COMMENTARY: The long legacy of the Edinburg Foundation

BY KEELY LEWIS

What do the Edinburg Boys & Girls Club, the Edinburg Chamber of Commerce, the Laurie P. Andrews PAWS Center, and the Museum of South Texas History have in common? Besides all being nonprofit organizations based in Edinburg, they all have been major recipients of funding from the behind-the-scenes nonprofit organization the Edinburg Foundation.
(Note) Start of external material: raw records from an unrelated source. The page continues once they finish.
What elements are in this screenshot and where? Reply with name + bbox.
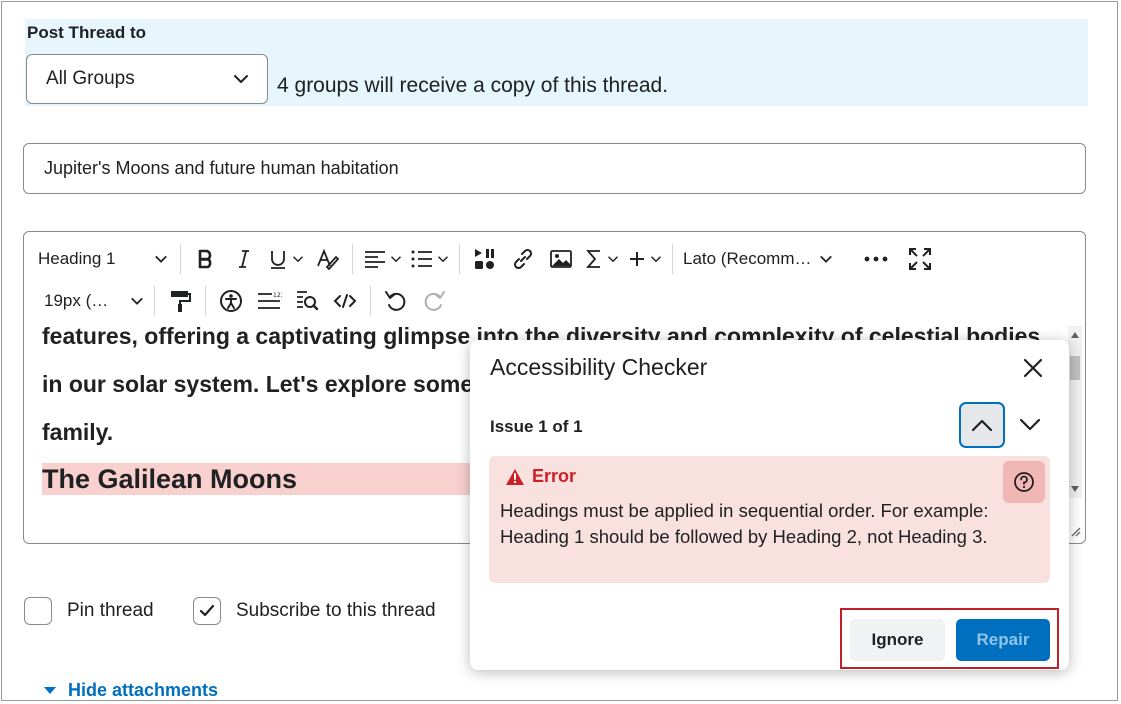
underline-button[interactable] bbox=[263, 242, 308, 276]
issue-counter: Issue 1 of 1 bbox=[490, 417, 583, 436]
undo-icon bbox=[385, 291, 406, 311]
bold-icon bbox=[198, 249, 212, 269]
error-panel: Error Headings must be applied in sequen… bbox=[489, 456, 1050, 583]
insert-media-button[interactable] bbox=[466, 242, 504, 276]
chevron-down-icon bbox=[820, 255, 832, 263]
align-dropdown[interactable] bbox=[359, 242, 406, 276]
pin-thread-option: Pin thread bbox=[24, 597, 154, 625]
thread-subject-input[interactable] bbox=[23, 143, 1086, 194]
toolbar-divider bbox=[352, 244, 353, 274]
list-icon bbox=[411, 250, 432, 268]
group-copy-note: 4 groups will receive a copy of this thr… bbox=[277, 74, 669, 97]
ignore-button[interactable]: Ignore bbox=[850, 619, 945, 661]
post-thread-label: Post Thread to bbox=[27, 23, 147, 42]
subscribe-label: Subscribe to this thread bbox=[236, 600, 436, 621]
chevron-down-icon bbox=[155, 255, 167, 263]
link-icon bbox=[513, 248, 533, 270]
fullscreen-button[interactable] bbox=[901, 242, 939, 276]
editor-scrollbar[interactable] bbox=[1068, 326, 1082, 498]
chevron-down-icon bbox=[234, 75, 248, 83]
pin-thread-label: Pin thread bbox=[67, 600, 154, 621]
chevron-down-icon bbox=[650, 256, 662, 263]
insert-link-button[interactable] bbox=[504, 242, 542, 276]
toolbar-divider bbox=[672, 244, 673, 274]
chevron-down-icon bbox=[390, 256, 402, 263]
error-heading: Error bbox=[505, 466, 576, 487]
font-family-dropdown[interactable]: Lato (Recomm… bbox=[679, 242, 837, 276]
accessibility-checker-dialog: Accessibility Checker Issue 1 of 1 Error… bbox=[470, 340, 1069, 670]
fullscreen-icon bbox=[909, 248, 931, 270]
chevron-up-icon bbox=[971, 419, 993, 432]
close-button[interactable] bbox=[1021, 356, 1045, 380]
subscribe-option: Subscribe to this thread bbox=[193, 597, 436, 625]
list-dropdown[interactable] bbox=[406, 242, 453, 276]
scrollbar-thumb[interactable] bbox=[1070, 356, 1080, 380]
chevron-down-icon bbox=[292, 256, 304, 263]
svg-text:123: 123 bbox=[273, 292, 282, 299]
equation-icon bbox=[586, 250, 600, 268]
chevron-down-icon bbox=[1019, 418, 1041, 431]
underline-icon bbox=[271, 251, 285, 269]
line-spacing-icon: 123 bbox=[258, 292, 282, 309]
italic-icon bbox=[239, 250, 249, 268]
previous-issue-button[interactable] bbox=[959, 402, 1005, 448]
media-icon bbox=[475, 249, 494, 269]
font-size-value: 19px (… bbox=[44, 291, 109, 310]
scroll-up-arrow[interactable] bbox=[1071, 332, 1079, 338]
close-icon bbox=[1023, 358, 1043, 378]
repair-button[interactable]: Repair bbox=[956, 619, 1050, 661]
subscribe-checkbox[interactable] bbox=[193, 597, 221, 625]
format-clear-button[interactable] bbox=[308, 242, 346, 276]
editor-toolbar-row-1: Heading 1 Lato (Recomm… bbox=[34, 241, 939, 277]
error-message: Headings must be applied in sequential o… bbox=[500, 500, 989, 547]
scroll-down-arrow[interactable] bbox=[1071, 486, 1079, 492]
pin-thread-checkbox[interactable] bbox=[24, 597, 52, 625]
hide-attachments-toggle[interactable]: Hide attachments bbox=[44, 680, 218, 701]
next-issue-button[interactable] bbox=[1015, 410, 1045, 440]
toolbar-divider bbox=[180, 244, 181, 274]
resize-grip-icon[interactable] bbox=[1069, 525, 1081, 537]
caret-down-icon bbox=[44, 687, 56, 694]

Nowadays, most cities have an official economic development entity that promotes a city’s interests, but 50 years ago, none existed, at least not in the Rio Grande Valley. In June 1968, a group of civic-minded citizens came together to entice Joe Haggar Jr., to locate a Haggar Manufacturing plant in Edinburg. They succeeded, and so began decades of support for business development and nonprofit organizations in Edinburg. Because it won’t be around much longer, I wanted to cover just some of what this nonprofit powerhouse has accomplished in its 50 years in existence:

Five Edinburg businessmen, Ralph Alexander, Dan Newey, Don Borah, Ernest Johnson, and W.W. Curl, had the vision to form the Edinburg Foundation to create jobs for the city, with members having one vote for each $100 they contributed. Their goal was three-fold: to purchase, subdivide, sell or lease property; to build or repair buildings for the use of manufacturing, industrial, or other enterprise in Edinburg; and to accumulate and lend money for those purposes.

After their success in bringing Haggar to town, they developed the first industrial park within the city, which was later sold to the Edinburg Economic Development Corporation.

A decade ago, the foundation board’s focus changed to helping local nonprofits with the construction and repair of buildings and improvements. Longtime foundation member Robert Gandy III helmed the shift of the organization from industrial to nonprofit support. More than that, he had the vision to develop an entirely new subdivision on land the foundation owned in north Edinburg, starting with the Edinburg Boys & Girls Club of RGV Legacy Center.

Rather than remodeling the club’s inadequate El Tulle location, Gandy set his sights on building a first-class new center with plenty of land for sports fields and enlisted the help of Cullen Looney and other community leaders. With the foundation helping to procure the land and finance the building, the new club opened in 2010, followed soon after by the opening of an IDEA Public School that would share the center’s sports fields during the day.

In the meantime, the foundation was also offering sizeable matching grants to help maintain the historic buildings that house the Edinburg Chamber and MOSTH, both of which needed extensive updating to continue their missions.

In 2013, the Edinburg Foundation offered a significant donation of affordable land and money to help with the creation of the PAWS Center on the same campus. Current Edinburg Foundation President Byron Jay Lewis also helped negotiate the rights for an electric transmission pole on PAWS land to offset the cost of the land. In April 2016, PAWS opened its doors, offering Hidalgo County’s stray animals a state-of-the-art no-kill sanctuary, complete with city-funded dog parks.

When the campus that now houses Legacy, IDEA, and PAWS was first envisioned, it seemed remote, but city developments, like La Sienna and the upcoming Resaca Market, have continued to spread further north, making Gandy’s vision for this land even more visionary.

The foundation currently has grants in place to help maintain the Legacy Center, the Edinburg Chamber, MOSTH, and PAWS. They also just funded a two-to-one matching grant to completely retire the debt on the PAWS building by year’s end, bringing their total contribution to that organization to more than $1 million. In the past 10 years alone, the Edinburg Foundation has awarded more than $10 million to Edinburg nonprofits — amazing considering its inauspicious beginnings.

Once those grants are completed and funded, the foundation will close up shop, but the true legacy of its founders and board members through the years will continue in the buildings it helped fund and the people who depend on those buildings. Even though most of their contributions were made without much fanfare, these civic leaders deserve our thanks for all they did to better the Edinburg community, past, present, and future.